View from the upper deck at Yankee Stadium, home of the New York Yankees

Bronx, NY

A new era in the history of the New York Yankees began in 2009 when the team moved from the most famous and historic stadium in the world to their new stadium across East 161st Street. The name, Yankee Stadium, remains the same, and it appears that ghosts of the old Yankee Stadium moved to the new one as the New York Yankees won their 27th World Championship in 2009. For over eight decades the Yankees played at the old Yankee Stadium. When it opened in 1923, it was the largest and most magnificent stadium in baseball and was home to many legendary players and teams.

Due to its deteriorating condition in the late 1960s and early 1970s, Yankee Stadium was renovated and rebuilt between 1974 and 1976. Since that renovation, nearly every team in baseball either renovated or had a new ballpark constructed. While many fans and traditionalists would have preferred the Yankees to remain at Yankee Stadium, the team wanted a new ballpark built in order to generate additional revenue and to offer fans more amenities and luxuries. After years of discussions and rumors, the New York Yankees officially announced plans for a new Yankee Stadium in June 2005. Constructed adjacent to the old Yankee Stadium, groundbreaking occurred on August 16, 2006. The Yankees financed the $1.6 billion project and the City of New York spent $220 million for infrastructure and other improvements in the area.

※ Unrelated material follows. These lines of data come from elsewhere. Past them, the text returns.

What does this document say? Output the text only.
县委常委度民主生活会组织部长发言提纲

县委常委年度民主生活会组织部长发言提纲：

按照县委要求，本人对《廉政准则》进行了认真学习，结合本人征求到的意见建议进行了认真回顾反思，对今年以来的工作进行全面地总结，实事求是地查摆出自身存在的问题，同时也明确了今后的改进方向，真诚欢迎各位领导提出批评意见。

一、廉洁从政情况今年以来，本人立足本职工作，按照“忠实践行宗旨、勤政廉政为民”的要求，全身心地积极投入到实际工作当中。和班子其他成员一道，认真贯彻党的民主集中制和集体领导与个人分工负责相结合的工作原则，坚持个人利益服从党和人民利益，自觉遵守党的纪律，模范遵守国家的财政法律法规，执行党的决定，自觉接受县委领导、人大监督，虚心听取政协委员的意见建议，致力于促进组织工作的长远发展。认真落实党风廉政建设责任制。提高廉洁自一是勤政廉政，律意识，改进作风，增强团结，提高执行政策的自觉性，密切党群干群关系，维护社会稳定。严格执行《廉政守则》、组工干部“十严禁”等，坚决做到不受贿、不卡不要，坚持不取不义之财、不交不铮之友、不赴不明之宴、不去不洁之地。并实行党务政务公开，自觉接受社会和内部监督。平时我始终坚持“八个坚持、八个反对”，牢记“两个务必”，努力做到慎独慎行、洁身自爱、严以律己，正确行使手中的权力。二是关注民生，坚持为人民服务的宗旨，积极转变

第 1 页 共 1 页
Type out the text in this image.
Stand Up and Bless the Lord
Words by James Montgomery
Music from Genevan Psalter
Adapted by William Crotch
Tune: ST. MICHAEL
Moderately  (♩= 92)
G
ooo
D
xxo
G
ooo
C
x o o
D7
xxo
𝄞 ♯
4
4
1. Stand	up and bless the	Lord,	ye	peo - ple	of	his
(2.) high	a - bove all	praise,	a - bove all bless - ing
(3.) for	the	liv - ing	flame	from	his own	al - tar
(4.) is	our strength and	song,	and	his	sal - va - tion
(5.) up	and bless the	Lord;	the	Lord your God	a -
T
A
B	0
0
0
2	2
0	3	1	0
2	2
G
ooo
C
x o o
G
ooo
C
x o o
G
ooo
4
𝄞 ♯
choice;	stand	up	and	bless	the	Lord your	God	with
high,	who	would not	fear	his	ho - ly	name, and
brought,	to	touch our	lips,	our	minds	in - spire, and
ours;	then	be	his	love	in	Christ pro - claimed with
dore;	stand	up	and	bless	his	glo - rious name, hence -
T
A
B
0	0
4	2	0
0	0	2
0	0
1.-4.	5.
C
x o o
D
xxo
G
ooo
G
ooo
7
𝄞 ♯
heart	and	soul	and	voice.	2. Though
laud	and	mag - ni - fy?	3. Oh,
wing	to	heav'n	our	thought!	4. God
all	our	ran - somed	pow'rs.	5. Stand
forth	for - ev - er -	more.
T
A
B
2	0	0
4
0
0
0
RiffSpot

On April 16, 2009, the New York Yankees played their first game at the new Yankee Stadium against the Cleveland Indians. Tradition and the look of the original Yankee Stadium prior to its renovation in the 1970s is incorporated into the new stadium. The new Yankee Stadium seats approximately 52,000 fans as the main grandstand consists of four levels stretching from foul pole to foul pole, with nearly 30,000 seats in the first two levels. Flags at Yankee StadiumThe third level contains 56 luxury suites and the fourth level features a split level upper deck. Fans who enjoyed sitting in the bleachers at the old Yankee Stadium can continue to do so at the new stadium as it has the same number of bleachers and includes a food court. Many elements are incorporated into the new stadium that were lost when Yankee Stadium was renovated in the 1970s. The stadium consists of two separate structures. The exterior wall, consisting of limestone and granite, constructed to replicate the original Yankee Stadium facade, built in 1923, is known as the Great Hall. It features 31,000 square feet and serves as the concourse before entering the stadium. The interior stadium itself rises over the top of the exterior. From the outside, the structures appear as one building almost identical in materials and design to the original stadium. Cavernous concourses give way to open spaces with sightlines to the field from nearly every vantage point in the stadium.

The signature copper frieze and the lattice work that once rimmed the original stadium roof and was recreated in the outfield of the renovated Yankee Stadium, is now replicated in its original location at the new Yankee Stadium. Monument park is located beyond the outfield fence in centerfield below a restaurant that makes up the batters eye. The new stadium has the same dimensions and bullpen placements as the old Yankee Stadium. A 56ft. by 101ft. high definition video scoreboard is located in the outfield. Hand operated auxiliary scoreboards are incorporated as part of the right-center and left-center fences. There are many amenities at the new stadium including luxury, outdoor and party suites, club seats, a martini bar, steakhouse and picnic areas. A Yankees Museum that displays memorabilia of great Yankee teams and players from the past, along with a Hard Rock Cafe is located in the Grand Hall. In 2009, the Yankees were able to accomplish the same feat that the 1923 Yankees did when the original Yankee Stadium opened, by winning the World Series. Like its predecessor, Yankee Stadium hosts many events other than baseball. It is the home to the annual Pinstripe Bowl (NCAA), has hosted Notre Dame and Army college football games, boxing and soccer matches, and two hockey games as part of the 2014 NHL Stadium Series.